As Demo penulis J. Mijin Cha menjelaskan, “'Kelas donor'—segmen masyarakat yang menyumbang untuk kampanye politik—secara tidak proporsional terdiri dari orang-orang Amerika yang kaya.” “Kelas donor” ini (terutama dari rumah tangga pada kuintil pendapatan teratas), “tidak memprioritaskan kebijakan untuk menciptakan lapangan kerja dan pertumbuhan ekonomi.” Mereka “dua kali lebih mungkin menyebut defisit anggaran sebagai isu paling penting dalam menentukan cara mereka memilih dibandingkan responden berpendapatan menengah atau rendah.” Mereka sangat menolak tindakan pemerintah federal untuk membantu menciptakan lapangan kerja.
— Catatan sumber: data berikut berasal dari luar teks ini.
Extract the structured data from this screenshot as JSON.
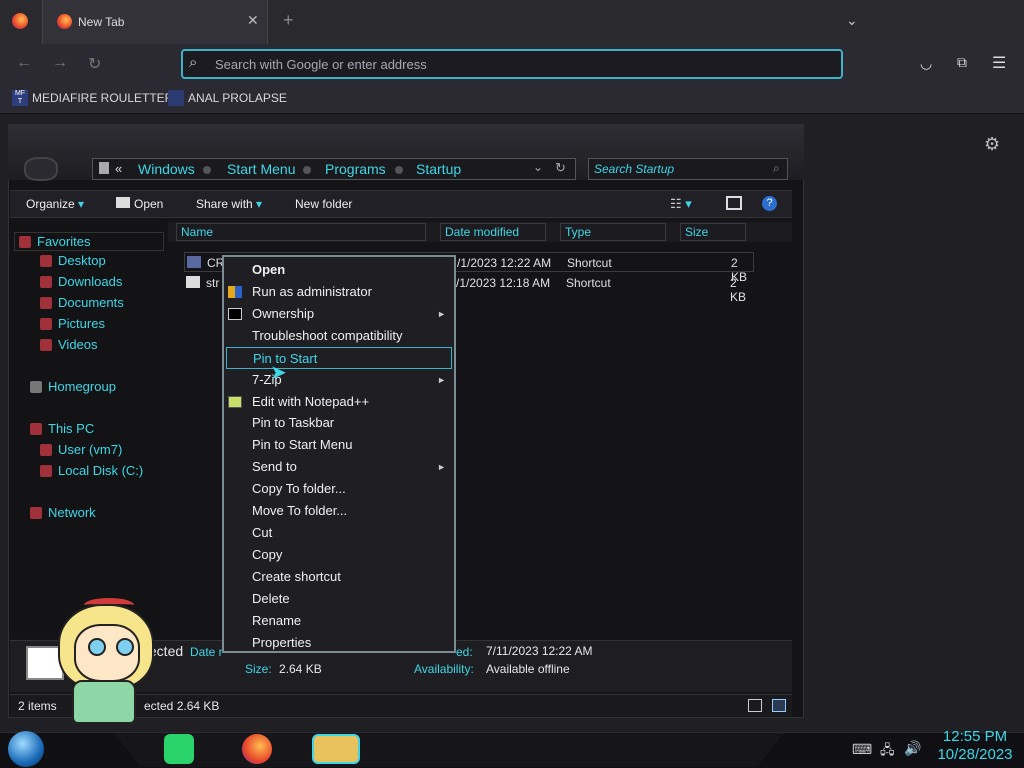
{
  "browser": {
    "tab_title": "New Tab",
    "url_placeholder": "Search with Google or enter address",
    "bookmarks": [
      {
        "label": "MEDIAFIRE ROULETTER",
        "icon": "mediafire-icon"
      },
      {
        "label": "ANAL PROLAPSE",
        "icon": "bookmark-icon"
      }
    ]
  },
  "explorer": {
    "breadcrumb": {
      "prefix": "«",
      "items": [
        "Windows",
        "Start Menu",
        "Programs",
        "Startup"
      ]
    },
    "search_placeholder": "Search Startup",
    "toolbar": {
      "organize": "Organize",
      "open": "Open",
      "share_with": "Share with",
      "new_folder": "New folder"
    },
    "nav": {
      "favorites": "Favorites",
      "favorites_items": [
        "Desktop",
        "Downloads",
        "Documents",
        "Pictures",
        "Videos"
      ],
      "homegroup": "Homegroup",
      "this_pc": "This PC",
      "this_pc_items": [
        "User (vm7)",
        "Local Disk (C:)"
      ],
      "network": "Network"
    },
    "columns": {
      "name": "Name",
      "date": "Date modified",
      "type": "Type",
      "size": "Size"
    },
    "rows": [
      {
        "name": "CR",
        "date": "/1/2023 12:22 AM",
        "type": "Shortcut",
        "size": "2 KB"
      },
      {
        "name": "str",
        "date": "/1/2023 12:18 AM",
        "type": "Shortcut",
        "size": "2 KB"
      }
    ],
    "details": {
      "selected_text": "elected",
      "date_label": "Date r",
      "modified_label": "ed:",
      "modified_value": "7/11/2023 12:22 AM",
      "size_label": "Size:",
      "size_value": "2.64 KB",
      "availability_label": "Availability:",
      "availability_value": "Available offline"
    },
    "status": {
      "items": "2 items",
      "selected": "ected  2.64 KB"
    }
  },
  "context_menu": {
    "items": [
      {
        "label": "Open",
        "bold": true
      },
      {
        "label": "Run as administrator",
        "icon": "shield-icon"
      },
      {
        "label": "Ownership",
        "icon": "cmd-icon",
        "submenu": true
      },
      {
        "label": "Troubleshoot compatibility"
      },
      {
        "label": "Pin to Start",
        "highlighted": true
      },
      {
        "label": "7-Zip",
        "submenu": true
      },
      {
        "label": "Edit with Notepad++",
        "icon": "notepad-icon"
      },
      {
        "label": "Pin to Taskbar"
      },
      {
        "label": "Pin to Start Menu"
      },
      {
        "label": "Send to",
        "submenu": true
      },
      {
        "label": "Copy To folder..."
      },
      {
        "label": "Move To folder..."
      },
      {
        "label": "Cut"
      },
      {
        "label": "Copy"
      },
      {
        "label": "Create shortcut"
      },
      {
        "label": "Delete"
      },
      {
        "label": "Rename"
      },
      {
        "label": "Properties"
      }
    ]
  },
  "taskbar": {
    "time": "12:55 PM",
    "date": "10/28/2023"
  },
  "colors": {
    "accent": "#3fd6e6",
    "menu_border": "#7a8c94"
  }
}
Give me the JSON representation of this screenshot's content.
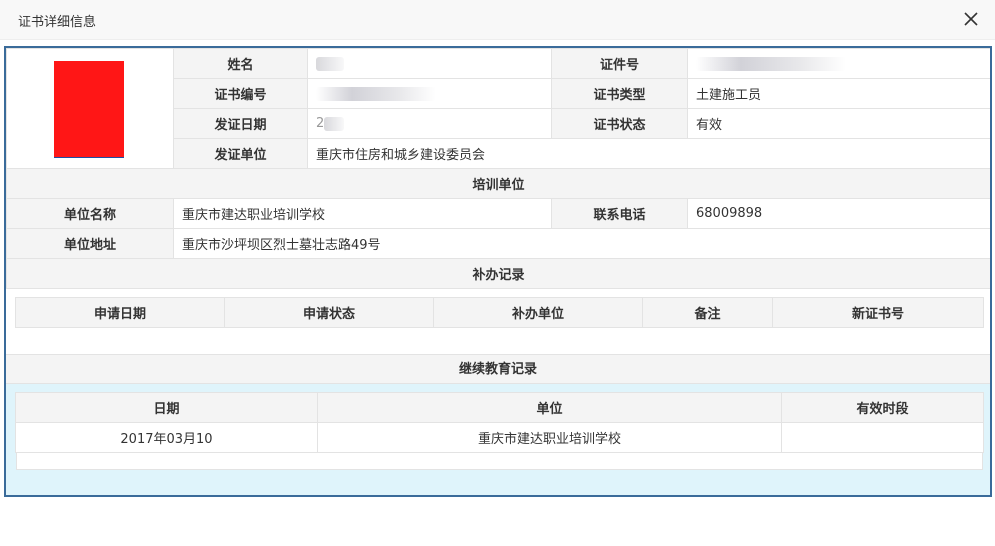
{
  "dialog": {
    "title": "证书详细信息"
  },
  "certificate": {
    "name_label": "姓名",
    "id_number_label": "证件号",
    "cert_number_label": "证书编号",
    "cert_type_label": "证书类型",
    "cert_type_value": "土建施工员",
    "issue_date_label": "发证日期",
    "issue_date_value_partial": "2",
    "cert_status_label": "证书状态",
    "cert_status_value": "有效",
    "issuer_label": "发证单位",
    "issuer_value": "重庆市住房和城乡建设委员会"
  },
  "training": {
    "section_title": "培训单位",
    "unit_name_label": "单位名称",
    "unit_name_value": "重庆市建达职业培训学校",
    "phone_label": "联系电话",
    "phone_value": "68009898",
    "address_label": "单位地址",
    "address_value": "重庆市沙坪坝区烈士墓壮志路49号"
  },
  "reissue": {
    "section_title": "补办记录",
    "columns": [
      "申请日期",
      "申请状态",
      "补办单位",
      "备注",
      "新证书号"
    ]
  },
  "education": {
    "section_title": "继续教育记录",
    "columns": [
      "日期",
      "单位",
      "有效时段"
    ],
    "rows": [
      {
        "date": "2017年03月10",
        "unit": "重庆市建达职业培训学校",
        "period": ""
      }
    ]
  }
}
Hanya 19 persen dari rumah tangga kaya di AS berpendapat bahwa pemerintah di Washington harus “menjamin bahwa setiap orang yang ingin bekerja dapat mendapatkan pekerjaan”—sebuah pernyataan yang disukai oleh 68 persen masyarakat. Sebanyak 8 persen orang kaya berpendapat bahwa pemerintah “harus menyediakan lapangan kerja bagi semua orang yang mampu dan mau bekerja namun tidak bisa mendapatkan pekerjaan di sektor swasta”—sesuatu yang didukung oleh mayoritas (53 persen) masyarakat Amerika (J. Miljin Cha, “Mengapa Washington Mengurangi Defisit Daripada Menciptakan Lapangan Kerja?” Demo, 7 Desember 2012).
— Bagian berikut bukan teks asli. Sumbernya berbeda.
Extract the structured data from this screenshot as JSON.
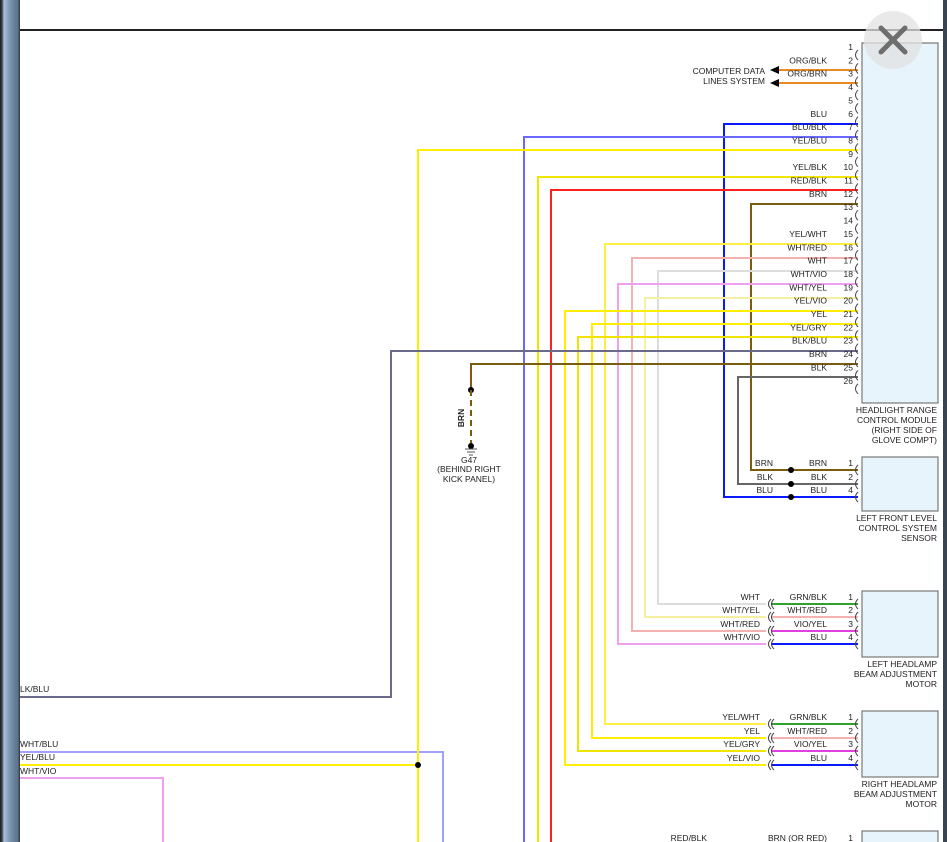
{
  "colors": {
    "BLU": "#0a1aff",
    "BLU/BLK": "#6868ff",
    "YEL/BLU": "#ffee00",
    "YEL/BLK": "#f2e600",
    "RED/BLK": "#ff2020",
    "BRN": "#7a5c10",
    "YEL/WHT": "#ffee44",
    "WHT/RED": "#f5b0b0",
    "WHT": "#dddddd",
    "WHT/VIO": "#f0a0f0",
    "WHT/YEL": "#f4f0a0",
    "YEL/VIO": "#ffee00",
    "YEL": "#ffee00",
    "YEL/GRY": "#f0e400",
    "BLK/BLU": "#6a6a8a",
    "BLK": "#666666",
    "ORG": "#e88a20",
    "GRN/BLK": "#30a030",
    "VIO/YEL": "#e040e0",
    "WHT/BLU": "#a0a0ff"
  },
  "close_icon": "close-icon",
  "computer_data": {
    "line1": "COMPUTER DATA",
    "line2": "LINES SYSTEM"
  },
  "module": {
    "label": [
      "HEADLIGHT RANGE",
      "CONTROL MODULE",
      "(RIGHT SIDE OF",
      "GLOVE COMPT)"
    ],
    "pins": [
      {
        "n": "1",
        "wire": ""
      },
      {
        "n": "2",
        "wire": "ORG/BLK"
      },
      {
        "n": "3",
        "wire": "ORG/BRN"
      },
      {
        "n": "4",
        "wire": ""
      },
      {
        "n": "5",
        "wire": ""
      },
      {
        "n": "6",
        "wire": "BLU"
      },
      {
        "n": "7",
        "wire": "BLU/BLK"
      },
      {
        "n": "8",
        "wire": "YEL/BLU"
      },
      {
        "n": "9",
        "wire": ""
      },
      {
        "n": "10",
        "wire": "YEL/BLK"
      },
      {
        "n": "11",
        "wire": "RED/BLK"
      },
      {
        "n": "12",
        "wire": "BRN"
      },
      {
        "n": "13",
        "wire": ""
      },
      {
        "n": "14",
        "wire": ""
      },
      {
        "n": "15",
        "wire": "YEL/WHT"
      },
      {
        "n": "16",
        "wire": "WHT/RED"
      },
      {
        "n": "17",
        "wire": "WHT"
      },
      {
        "n": "18",
        "wire": "WHT/VIO"
      },
      {
        "n": "19",
        "wire": "WHT/YEL"
      },
      {
        "n": "20",
        "wire": "YEL/VIO"
      },
      {
        "n": "21",
        "wire": "YEL"
      },
      {
        "n": "22",
        "wire": "YEL/GRY"
      },
      {
        "n": "23",
        "wire": "BLK/BLU"
      },
      {
        "n": "24",
        "wire": "BRN"
      },
      {
        "n": "25",
        "wire": "BLK"
      },
      {
        "n": "26",
        "wire": ""
      }
    ]
  },
  "ground": {
    "wire": "BRN",
    "id": "G47",
    "loc1": "(BEHIND RIGHT",
    "loc2": "KICK PANEL)"
  },
  "sensor": {
    "label": [
      "LEFT FRONT LEVEL",
      "CONTROL SYSTEM",
      "SENSOR"
    ],
    "pins": [
      {
        "n": "1",
        "left": "BRN",
        "right": "BRN"
      },
      {
        "n": "2",
        "left": "BLK",
        "right": "BLK"
      },
      {
        "n": "4",
        "left": "BLU",
        "right": "BLU"
      }
    ]
  },
  "left_motor": {
    "label": [
      "LEFT HEADLAMP",
      "BEAM ADJUSTMENT",
      "MOTOR"
    ],
    "pins": [
      {
        "n": "1",
        "left": "WHT",
        "right": "GRN/BLK"
      },
      {
        "n": "2",
        "left": "WHT/YEL",
        "right": "WHT/RED"
      },
      {
        "n": "3",
        "left": "WHT/RED",
        "right": "VIO/YEL"
      },
      {
        "n": "4",
        "left": "WHT/VIO",
        "right": "BLU"
      }
    ]
  },
  "right_motor": {
    "label": [
      "RIGHT HEADLAMP",
      "BEAM ADJUSTMENT",
      "MOTOR"
    ],
    "pins": [
      {
        "n": "1",
        "left": "YEL/WHT",
        "right": "GRN/BLK"
      },
      {
        "n": "2",
        "left": "YEL",
        "right": "WHT/RED"
      },
      {
        "n": "3",
        "left": "YEL/GRY",
        "right": "VIO/YEL"
      },
      {
        "n": "4",
        "left": "YEL/VIO",
        "right": "BLU"
      }
    ]
  },
  "left_edge_wires": [
    "LK/BLU",
    "WHT/BLU",
    "YEL/BLU",
    "WHT/VIO"
  ],
  "bottom": {
    "left": "RED/BLK",
    "right": "BRN (OR RED)",
    "pin": "1"
  }
}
“Kelas donor” telah memenangkan argumen kebijakan, meskipun bertentangan dengan sentimen mayoritas. “Penghematan mendominasi perdebatan politik saat ini” dengan cara yang mencerminkan “pengaruh uang dalam sistem politik kita…sebagaimana dibuktikan dengan seberapa baik kepentingan dan prioritas kelompok kaya terwakili dalam tindakan Kongres—bahkan ketika hal tersebut bertentangan dengan keinginan Kongres. sebagian besar orang Amerika”—dan, kita dapat menambahkan, bertentangan dengan persyaratan pemulihan ekonomi yang berarti (Cha, “Mengapa Washington Mengurangi Defisit?”).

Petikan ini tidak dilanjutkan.